Risk analysis is a key element of risk assessment and risk management. FAIR Risk Analysis is a standard for risk analysis that treats risk analysis as a measurement process giving the risk manager the ability to produce accurate and repeatable results. By applying the FAIR Risk Analysis standard assumptions are made explicit and risks are expressed using quantitative metrics. Only approved assumptions and authoritative information is to be used. (An example of an approved assumption would be that employees are not expected to attempt to steal money from credit card transactions.)
FAIR Risk Analysis runs through four stages.
- Stage 1: Identify Scenario Components (Scope the Analysis)
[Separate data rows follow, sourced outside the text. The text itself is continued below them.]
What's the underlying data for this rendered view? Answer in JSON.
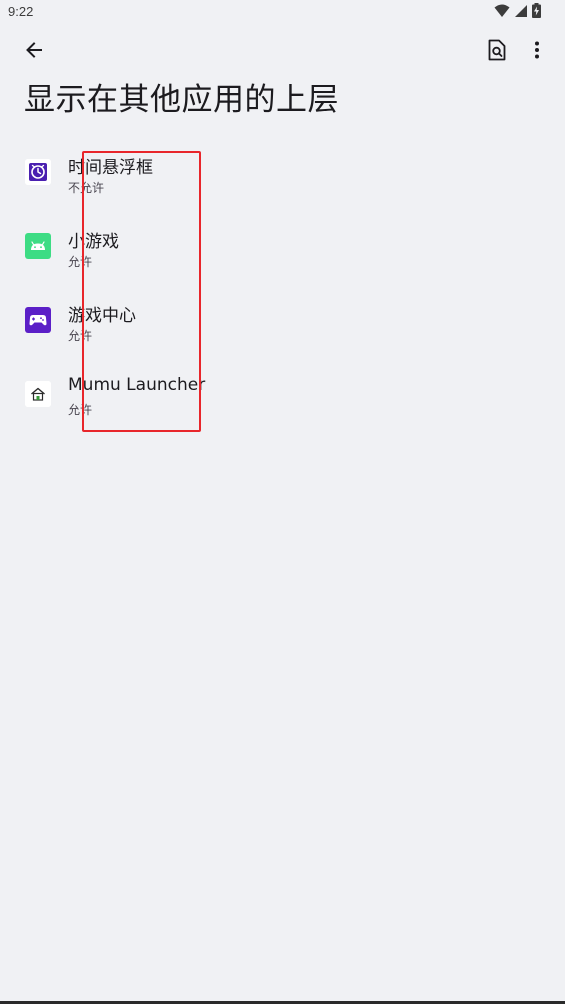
{
  "status_bar": {
    "time": "9:22",
    "icons": [
      "wifi-icon",
      "signal-icon",
      "battery-charging-icon"
    ]
  },
  "toolbar": {
    "back_icon": "arrow-left-icon",
    "search_icon": "search-page-icon",
    "more_icon": "more-vertical-icon"
  },
  "page": {
    "title": "显示在其他应用的上层"
  },
  "apps": [
    {
      "name": "时间悬浮框",
      "status": "不允许",
      "icon": "clock-app-icon"
    },
    {
      "name": "小游戏",
      "status": "允许",
      "icon": "android-app-icon"
    },
    {
      "name": "游戏中心",
      "status": "允许",
      "icon": "gamepad-app-icon"
    },
    {
      "name": "Mumu Launcher",
      "status": "允许",
      "icon": "home-launcher-icon"
    }
  ],
  "colors": {
    "background": "#f0f1f4",
    "highlight": "#e8262b",
    "android_green": "#3ddc84",
    "clock_purple": "#4a1fb0",
    "game_purple": "#5b1fc7"
  }
}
- Stage 2: Evaluate Loss Event Frequency (LEF)
- Stage 3: Evaluate Loss Magnitude (LM)
- Stage 4: Derive and Articulate Risk
The method is very scope specific, for a complete risk anaylsis of a business many risk scenarios must be completed. Even in the scenario of risk of physical cash loss, several scenarios must be created. For example:
- Risk of external threat taking money from cash register.
- Risk of internal threat (employee) taking money from the register.
- Risk of external threat taking money from in-store safe.
- Risk of internal threat taking money from in-store safe.
The rigourous scenario planning that is offered by FAIR Risk analysis allows for detailed and specific assesment of risks, their capability and competency, and the knowledge for a business to decide what measures are necessary to defend against risks.
Conexiam offered insight & experience to the test, and all Conexiam participants in the Beta program are certified and ready to train FAIR.